Alaska's capital has a federal courthouse. Lately, keeping its public counter open has been the hard part.
The U.S. District Court for the District of Alaska shut its Juneau Clerk's Office to in-person service on June 12 and again on June 15, citing staffing shortages. "The Juneau Clerks Office will be closed June 12, 2026, and June 15, 2026, due to staffing shortages," the court posted on its website. Filers and anyone with a question were pointed to the court's Anchorage or Fairbanks offices instead, by mail or phone.
In a state where Juneau reaches the rest of Alaska only by air or water, that "instead" carries weight. For much of Southeast Alaska, a trip to the federal counter in Anchorage or Fairbanks isn't a drive — it's a flight, or a phone call.
And the two June dates aren't really the story; the pattern behind them is. The Juneau office also went dark across May 22 to 26, and for a single day in April. A day in spring, then a longer stretch, now two more in June — and the court has given no date for when Juneau returns to full staffing.
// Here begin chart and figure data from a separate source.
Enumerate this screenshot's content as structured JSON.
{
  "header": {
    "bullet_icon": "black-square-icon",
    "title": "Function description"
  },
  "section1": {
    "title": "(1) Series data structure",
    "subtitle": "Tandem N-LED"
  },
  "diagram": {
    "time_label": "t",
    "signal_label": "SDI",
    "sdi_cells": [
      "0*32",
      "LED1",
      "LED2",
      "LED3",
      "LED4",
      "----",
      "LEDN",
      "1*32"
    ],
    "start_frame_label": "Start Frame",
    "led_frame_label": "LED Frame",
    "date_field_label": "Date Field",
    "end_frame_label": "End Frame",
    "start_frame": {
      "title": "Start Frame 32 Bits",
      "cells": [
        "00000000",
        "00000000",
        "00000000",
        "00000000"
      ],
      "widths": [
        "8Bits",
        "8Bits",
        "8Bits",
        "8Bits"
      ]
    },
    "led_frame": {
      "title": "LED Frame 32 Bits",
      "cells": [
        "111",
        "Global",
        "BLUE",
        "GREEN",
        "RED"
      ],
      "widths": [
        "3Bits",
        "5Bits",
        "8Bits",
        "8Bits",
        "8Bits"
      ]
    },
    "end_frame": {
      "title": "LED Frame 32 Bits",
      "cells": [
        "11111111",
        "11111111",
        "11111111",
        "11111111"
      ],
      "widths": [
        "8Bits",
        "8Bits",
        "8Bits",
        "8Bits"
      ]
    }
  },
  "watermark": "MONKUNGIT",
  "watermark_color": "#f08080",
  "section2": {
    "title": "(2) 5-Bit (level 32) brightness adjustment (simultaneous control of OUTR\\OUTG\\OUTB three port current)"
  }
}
What's behind it isn't spelled out in the notice. But the federal judiciary has been shedding people nationally: in a budget request to Congress posted earlier this year, the Administrative Office of the U.S. Courts reported "critical staffing shortfalls" after 92 employees accepted voluntary separation buyouts as of January 2026. Whether Juneau's repeated closures trace to that national squeeze or to a more local gap, the court hasn't said.
The practical reality is simpler than the cause. The federal court counter in Alaska's capital is open less and less — and no one has said when that changes.